Recorde-se que os ex-combatentes manifestaram o seu descontentamento, nos dias 15 e 16 de abril, em frente à Assembleia da República, contestando que o estatuto de ex-combatente é “uma mão cheia de nada”.
“Há 50 anos estão prometidas diversas regalias e o que acontece é que quando foi aprovada uma mão cheia de nada”, defendeu, na altura, António Araújo da Silva, dirigente do Movimento Pró-Dignidade ao Estatuto do Combatente, em declarações à Lusa. António Araújo da Silva relembrou ainda a situação dos antigos combatentes recrutados nas ex-colónias, cidadãos naturais de países como Angola, Moçambique ou Guiné-Bissau, que combateram nas Forças Armadas portuguesas, mas não são abrangidos por algumas compensações por não terem registos de carreira contributiva em Portugal. “Com mais de 70 anos, estamos carregados de problemas graves de saúde. Se não tivéssemos ido à guerra não teríamos motivo. Muitos dos meus camaradas vieram de lá com graves problemas de saúde e estão cá e quem é que lhes vai pagar a medicação?”, interrogou António Araújo da Silva.
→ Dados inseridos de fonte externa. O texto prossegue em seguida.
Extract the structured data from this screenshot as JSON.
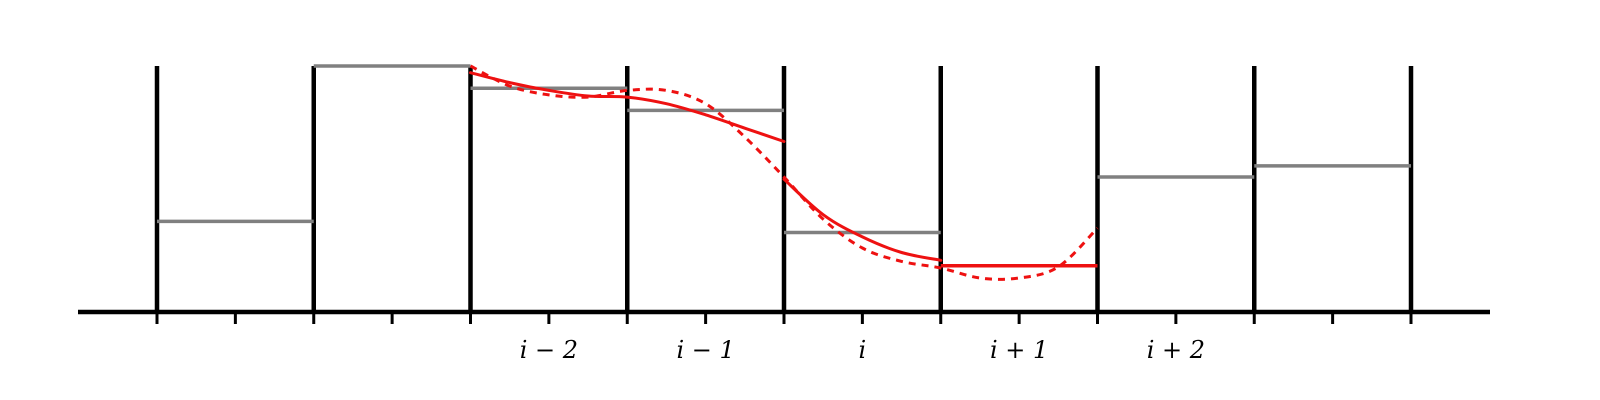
{
  "chart_data": {
    "type": "line",
    "title": "",
    "xlabel": "",
    "ylabel": "",
    "cell_count": 8,
    "cell_labels": [
      "",
      "",
      "i − 2",
      "i − 1",
      "i",
      "i + 1",
      "i + 2",
      ""
    ],
    "ylim": [
      0,
      1
    ],
    "cell_averages": [
      0.3,
      1.0,
      0.9,
      0.8,
      0.25,
      0.1,
      0.5,
      0.55
    ],
    "highlighted_cells": [
      5
    ],
    "series": [
      {
        "style": "solid",
        "segments": [
          {
            "x": [
              2.0,
              2.25,
              2.5,
              2.75,
              3.0,
              3.25,
              3.5,
              3.75,
              4.0
            ],
            "y": [
              0.97,
              0.925,
              0.89,
              0.865,
              0.86,
              0.83,
              0.78,
              0.72,
              0.66
            ]
          },
          {
            "x": [
              4.0,
              4.25,
              4.5,
              4.75,
              5.0
            ],
            "y": [
              0.49,
              0.33,
              0.23,
              0.16,
              0.125
            ]
          }
        ]
      },
      {
        "style": "dashed",
        "segments": [
          {
            "x": [
              2.0,
              2.25,
              2.5,
              2.75,
              3.0,
              3.25,
              3.5,
              3.75,
              4.0,
              4.25,
              4.5,
              4.75,
              5.0,
              5.25,
              5.5,
              5.75,
              6.0
            ],
            "y": [
              1.0,
              0.91,
              0.87,
              0.86,
              0.89,
              0.89,
              0.83,
              0.68,
              0.5,
              0.31,
              0.18,
              0.12,
              0.09,
              0.045,
              0.045,
              0.095,
              0.27
            ]
          }
        ]
      }
    ],
    "colors": {
      "axis": "#000000",
      "cell_average": "#808080",
      "reconstruction": "#ee1111"
    }
  }
}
O movimento pediu para ser recebido “de forma urgente” pelo Ministro da Defesa Nacional, Nuno Melo. Algo que até ao momento ainda não aconteceu. Marcelo Rebelo de Sousa arrancou, esta terça-feira, uma visita a Cabo Verde para participar nas comemorações dos 50 anos da libertação dos presos do Campo de Concentração do Tarrafal.